Category: LOVE

  • Author and speaker Jim Rohn on the best response to the disappointments of life:

    “Let’s face it … people and events are going to continue to both hurt and disappoint you. Among the people will be those you most love, as well as those you least know. Seldom is it their intent to purposely hurt you, but rather, a variety of situations mostly beyond your control will cause them to act, speak, or think in ways which can have an adverse effect upon you, your present feelings and emotions, and the way your life upholds. It has been this way through six thousand years of recorded history, and your hurt or grief is not the first time a human has been deeply hurt by the inappropriate actions of another.

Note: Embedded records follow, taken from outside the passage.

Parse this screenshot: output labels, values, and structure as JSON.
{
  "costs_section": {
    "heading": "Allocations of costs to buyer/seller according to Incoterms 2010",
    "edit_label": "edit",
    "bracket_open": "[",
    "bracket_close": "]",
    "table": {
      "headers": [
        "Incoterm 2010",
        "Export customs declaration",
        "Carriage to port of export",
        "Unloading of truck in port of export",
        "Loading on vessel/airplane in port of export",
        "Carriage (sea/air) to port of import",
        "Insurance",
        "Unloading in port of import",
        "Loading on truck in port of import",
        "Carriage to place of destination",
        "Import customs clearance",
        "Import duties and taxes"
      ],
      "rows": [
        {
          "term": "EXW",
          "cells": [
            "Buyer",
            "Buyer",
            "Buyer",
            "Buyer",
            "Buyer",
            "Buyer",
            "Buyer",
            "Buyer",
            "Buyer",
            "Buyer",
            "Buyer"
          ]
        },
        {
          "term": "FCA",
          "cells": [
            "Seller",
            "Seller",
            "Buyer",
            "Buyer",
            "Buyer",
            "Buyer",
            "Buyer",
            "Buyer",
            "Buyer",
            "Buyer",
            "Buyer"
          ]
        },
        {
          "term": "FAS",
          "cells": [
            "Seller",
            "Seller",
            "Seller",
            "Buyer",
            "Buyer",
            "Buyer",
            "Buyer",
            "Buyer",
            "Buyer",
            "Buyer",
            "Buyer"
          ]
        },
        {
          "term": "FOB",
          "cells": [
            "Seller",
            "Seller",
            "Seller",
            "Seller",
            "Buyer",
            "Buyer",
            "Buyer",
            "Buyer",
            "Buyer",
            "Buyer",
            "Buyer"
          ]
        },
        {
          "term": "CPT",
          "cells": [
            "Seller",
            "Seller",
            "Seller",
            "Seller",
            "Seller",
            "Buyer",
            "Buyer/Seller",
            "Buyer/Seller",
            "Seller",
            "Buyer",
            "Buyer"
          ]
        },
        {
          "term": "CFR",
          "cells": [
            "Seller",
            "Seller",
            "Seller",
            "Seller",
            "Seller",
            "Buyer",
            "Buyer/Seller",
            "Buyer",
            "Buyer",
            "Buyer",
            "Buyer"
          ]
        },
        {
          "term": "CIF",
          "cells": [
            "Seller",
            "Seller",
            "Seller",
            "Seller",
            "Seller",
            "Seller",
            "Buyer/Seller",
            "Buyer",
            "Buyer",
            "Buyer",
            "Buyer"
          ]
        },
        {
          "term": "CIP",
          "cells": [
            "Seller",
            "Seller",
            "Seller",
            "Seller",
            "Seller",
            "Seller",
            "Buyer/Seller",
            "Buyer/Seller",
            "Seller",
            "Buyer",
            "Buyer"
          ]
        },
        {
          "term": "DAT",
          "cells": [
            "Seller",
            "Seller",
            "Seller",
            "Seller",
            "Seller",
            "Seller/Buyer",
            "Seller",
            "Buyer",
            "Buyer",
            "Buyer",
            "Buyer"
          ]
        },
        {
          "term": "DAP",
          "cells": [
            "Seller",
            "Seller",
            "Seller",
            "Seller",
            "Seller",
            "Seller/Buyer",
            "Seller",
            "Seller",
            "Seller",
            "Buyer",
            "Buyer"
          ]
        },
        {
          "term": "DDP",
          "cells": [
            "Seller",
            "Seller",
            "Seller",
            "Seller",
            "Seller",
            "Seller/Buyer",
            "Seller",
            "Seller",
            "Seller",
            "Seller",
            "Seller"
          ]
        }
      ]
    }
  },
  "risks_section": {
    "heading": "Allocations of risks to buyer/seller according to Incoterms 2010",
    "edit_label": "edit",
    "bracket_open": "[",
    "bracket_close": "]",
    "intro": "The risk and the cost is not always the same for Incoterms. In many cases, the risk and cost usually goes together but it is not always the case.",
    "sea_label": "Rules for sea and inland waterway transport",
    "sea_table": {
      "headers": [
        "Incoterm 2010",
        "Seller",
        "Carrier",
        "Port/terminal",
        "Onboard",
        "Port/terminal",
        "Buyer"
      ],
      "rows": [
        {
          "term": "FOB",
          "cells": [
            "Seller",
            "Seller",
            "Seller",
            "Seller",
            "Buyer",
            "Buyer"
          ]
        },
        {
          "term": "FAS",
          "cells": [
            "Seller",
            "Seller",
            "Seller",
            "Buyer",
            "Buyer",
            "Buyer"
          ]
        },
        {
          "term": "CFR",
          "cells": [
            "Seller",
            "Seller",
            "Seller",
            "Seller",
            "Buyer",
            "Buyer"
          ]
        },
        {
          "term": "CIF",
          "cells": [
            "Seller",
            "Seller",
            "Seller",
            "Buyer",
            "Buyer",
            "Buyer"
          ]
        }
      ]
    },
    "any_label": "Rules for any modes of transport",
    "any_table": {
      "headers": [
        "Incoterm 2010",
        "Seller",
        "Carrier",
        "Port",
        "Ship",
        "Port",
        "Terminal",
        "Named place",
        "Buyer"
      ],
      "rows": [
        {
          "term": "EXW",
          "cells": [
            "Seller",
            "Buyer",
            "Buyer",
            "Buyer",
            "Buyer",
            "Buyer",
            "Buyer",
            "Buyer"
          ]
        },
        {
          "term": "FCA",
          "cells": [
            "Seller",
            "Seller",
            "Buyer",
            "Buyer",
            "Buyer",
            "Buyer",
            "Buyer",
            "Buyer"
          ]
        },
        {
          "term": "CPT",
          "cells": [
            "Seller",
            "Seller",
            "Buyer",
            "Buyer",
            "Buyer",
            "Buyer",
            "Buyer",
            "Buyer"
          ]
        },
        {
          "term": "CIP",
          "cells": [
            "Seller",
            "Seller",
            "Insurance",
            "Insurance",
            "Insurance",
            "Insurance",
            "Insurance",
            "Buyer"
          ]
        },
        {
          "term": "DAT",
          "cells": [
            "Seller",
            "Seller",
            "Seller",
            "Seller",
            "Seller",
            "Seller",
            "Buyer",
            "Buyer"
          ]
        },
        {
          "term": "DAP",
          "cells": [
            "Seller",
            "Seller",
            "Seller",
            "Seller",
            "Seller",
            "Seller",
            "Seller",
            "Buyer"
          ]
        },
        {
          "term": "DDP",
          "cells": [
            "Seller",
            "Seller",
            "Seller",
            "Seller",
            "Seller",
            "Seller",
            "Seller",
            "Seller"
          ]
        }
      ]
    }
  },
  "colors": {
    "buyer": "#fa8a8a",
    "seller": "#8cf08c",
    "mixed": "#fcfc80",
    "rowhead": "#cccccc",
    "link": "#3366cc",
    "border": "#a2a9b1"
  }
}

    The only way to avoid being touched by life—the good as well as the bad—is to withdraw from society, and even then you will disappoint yourself, and your imagining about what is going on out there will haunt you and hurt you. Knowing this, there is but one solution that will support you when people and events hurt you, and that is to learn to work harder on your personal growth than anything else. Since you cannot control the weather, or the traffic, or the one you love, or your neighbors, or your boss, then you must learn to control you … the one whose response to the difficulties of life really counts.”

    —James Clear, The Seasons of Life

  • “Perhaps love is to give one’s own solitude to others? For it is the very last thing we have to offer.” 

    Clarice Lispector, Selected Crônicas

  • As I began to work on getting my own life back on track, I relegated time with my mother to every other Sunday and holidays, holding her (and our relationship) at arm’s length. What seemed at the time to be self-care and boundaries was also a mixture of avoidance and burden—but I didn’t truly know this until a Tuesday afternoon one day in November.

    She’d called me the night before and I’d ignored it; she was lonely and called me a lot, and I’d decided that I couldn’t always stop what I was doing to answer. But the next day I got a call at work from my brother, telling me to come home at once. When I got there I found that she’d died in her sleep the night before.

    I checked the voicemail that she’d left me. In it she’d asked me to come over and see a movie with her.

    The guilt caved me in.

    The following weeks and months were a blur. I was beside myself with grief, regret, and the illogical thinking that can come with loss: Maybe if I’d come over that night she wouldn’t have died. Maybe if I’d been around more, called more, or been a better daughter, maybe that would have changed things.

    When a Wrong Can’t Be Righted: How to Deal With Regret

  • Sometimes when we have been overcome by pride or impatience, and we want to improve our rough and bearish manners, we complain that we require solitude, as if we should find the virtue of patience there where nobody provokes us: and we apologize for our carelessness, and say that the reason of our disturbance does not spring from our own impatience, but from the fault of our brethren. And while we lay the blame of our fault on others, we shall never be able to reach the goal of patience and perfection.

    —St. John Cassian, Institutes, Book VIII, Chapter XVI. Of the Spirit of Anger.

  • No one tells you anything? No one communicates anything to you? Bless the Lord! He prevents your interior from cluttering, and covers problems. Love with gratitude those carry your worries for you. Aid them with your smiling docility. Accept your “carefree state.“ God has established you in solitude, he himself to be your sole worry. It is His will that He be the only bread of your soul. Do not consent to strain your ears, not even to the “gossip” of the community. Only pray for those who are in difficulty; exhort them, if the opportunity presents itself, to love the cross of Christ. Human consolations do nothing but weaken souls. Do not easily speak or receive things in confidence. Do you think that someone else will understand better than Jesus?

    A Carthusian

  • Try to be more attentive to yourself instead of judging the actions, behavior, and attitude of others towards you; if you do not see love in them, it is because you yourself have no love within you.

     —Elder Leo of Optina

  • Loneliness is felt only by the person who doesn’t love, and this loneliness becomes greater when they want/expect others to love them.

    —Elder Aimilianos of Simonopetra

  • We all enter the Infinite Scroll shouting, hoping to find love.

    Bimbo Ubermensch
    The Ocean

  • But to extrapolate that reality into the idea that we shouldn’t want to tend to our loved ones, to receive them as flawed and imperfect people and care for them anyway, is a grave miscorrection. We all exist to save each other. There is barely anything else worth living for. 

    no good alone, RAYNE FISHER-QUANN

  • I can’t help but feel crushed by the weight of what I owe to my community, certain I’m going to hurt the people I’ve fooled into loving me, convinced that I’m doing them a favour by icing them out until I get my shit together.